UVSQ : l’impact de la crise, l’impact sur la marque

iloveuvsq

 

Il y a quelques mois à peine, l’UVSQ (Université de Versailles Saint Quentin) était le bon élève, le bon exemple, le n°1 de la réussite en licence, l’excellente insertion professionnelle en master, les liens avec le territoire, l’investissement dans les niches, l’abandon de tout conservatisme… et de toute prudence… En effet, depuis novembre, c’est la dégringolade, pas dans les formations ou la recherche, ni dans la qualité de ce qui est proposé, mais dans son budget non maîtrisé et bien entendu pour ce qui nous intéresse ici : son image. Une image détériorée pour malheureusement longtemps, qui est responsable ? Était-il possible de mieux faire ?

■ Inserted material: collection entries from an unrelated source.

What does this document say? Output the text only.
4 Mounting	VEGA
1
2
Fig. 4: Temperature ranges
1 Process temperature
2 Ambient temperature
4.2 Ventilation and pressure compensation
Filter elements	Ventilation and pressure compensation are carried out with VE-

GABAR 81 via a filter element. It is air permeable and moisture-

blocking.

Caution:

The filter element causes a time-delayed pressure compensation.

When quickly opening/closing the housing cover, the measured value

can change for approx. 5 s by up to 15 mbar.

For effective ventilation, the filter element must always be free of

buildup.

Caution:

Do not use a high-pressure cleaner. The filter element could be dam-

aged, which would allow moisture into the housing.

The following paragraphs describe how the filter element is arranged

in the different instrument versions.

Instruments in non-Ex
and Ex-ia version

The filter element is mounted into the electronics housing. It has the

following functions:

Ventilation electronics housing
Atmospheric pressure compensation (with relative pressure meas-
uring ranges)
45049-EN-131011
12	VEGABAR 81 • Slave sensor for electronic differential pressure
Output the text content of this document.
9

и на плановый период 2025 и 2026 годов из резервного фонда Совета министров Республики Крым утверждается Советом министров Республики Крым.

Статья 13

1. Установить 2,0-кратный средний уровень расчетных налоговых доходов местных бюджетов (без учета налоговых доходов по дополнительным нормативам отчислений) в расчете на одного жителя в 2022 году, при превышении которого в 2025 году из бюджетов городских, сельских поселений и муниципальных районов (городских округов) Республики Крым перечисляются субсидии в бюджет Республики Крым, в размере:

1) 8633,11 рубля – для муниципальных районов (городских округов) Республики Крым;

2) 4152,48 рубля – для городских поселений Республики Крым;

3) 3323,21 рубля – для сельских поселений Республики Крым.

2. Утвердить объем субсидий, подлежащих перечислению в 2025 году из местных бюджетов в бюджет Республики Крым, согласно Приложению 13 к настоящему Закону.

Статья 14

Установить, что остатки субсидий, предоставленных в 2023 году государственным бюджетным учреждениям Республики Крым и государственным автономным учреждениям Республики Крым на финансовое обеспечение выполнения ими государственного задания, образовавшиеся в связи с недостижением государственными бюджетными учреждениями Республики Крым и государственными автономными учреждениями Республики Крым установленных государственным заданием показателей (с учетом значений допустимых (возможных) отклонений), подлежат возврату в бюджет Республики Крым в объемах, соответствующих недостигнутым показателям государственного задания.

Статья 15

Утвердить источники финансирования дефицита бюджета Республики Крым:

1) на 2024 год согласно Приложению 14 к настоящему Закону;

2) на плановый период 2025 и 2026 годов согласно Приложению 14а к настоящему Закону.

Devenir ce qu’attendait le ministère avant d’être châtiée

Sous Pécresse, un virage avait été opéré avec plus ou moins de réussite dans le monde très conservateur de l’enseignement supérieur. Pour porter ce changement, quelques idées, des appels à projets, des sous (pas assez) et l’autonomie. Devant ce choc culturel, toutes les universités n’ont pas eu le même comportement, entre conservatisme, prudence, apprentissage et audace. Le gouvernement avait besoin de quelques fonceurs pour donner l’exemple et a encouragé la multiplicité des initiatives. Pécresse avait trouvé en l’UVSQ, l’université de sa circonscription, une alliée de choix.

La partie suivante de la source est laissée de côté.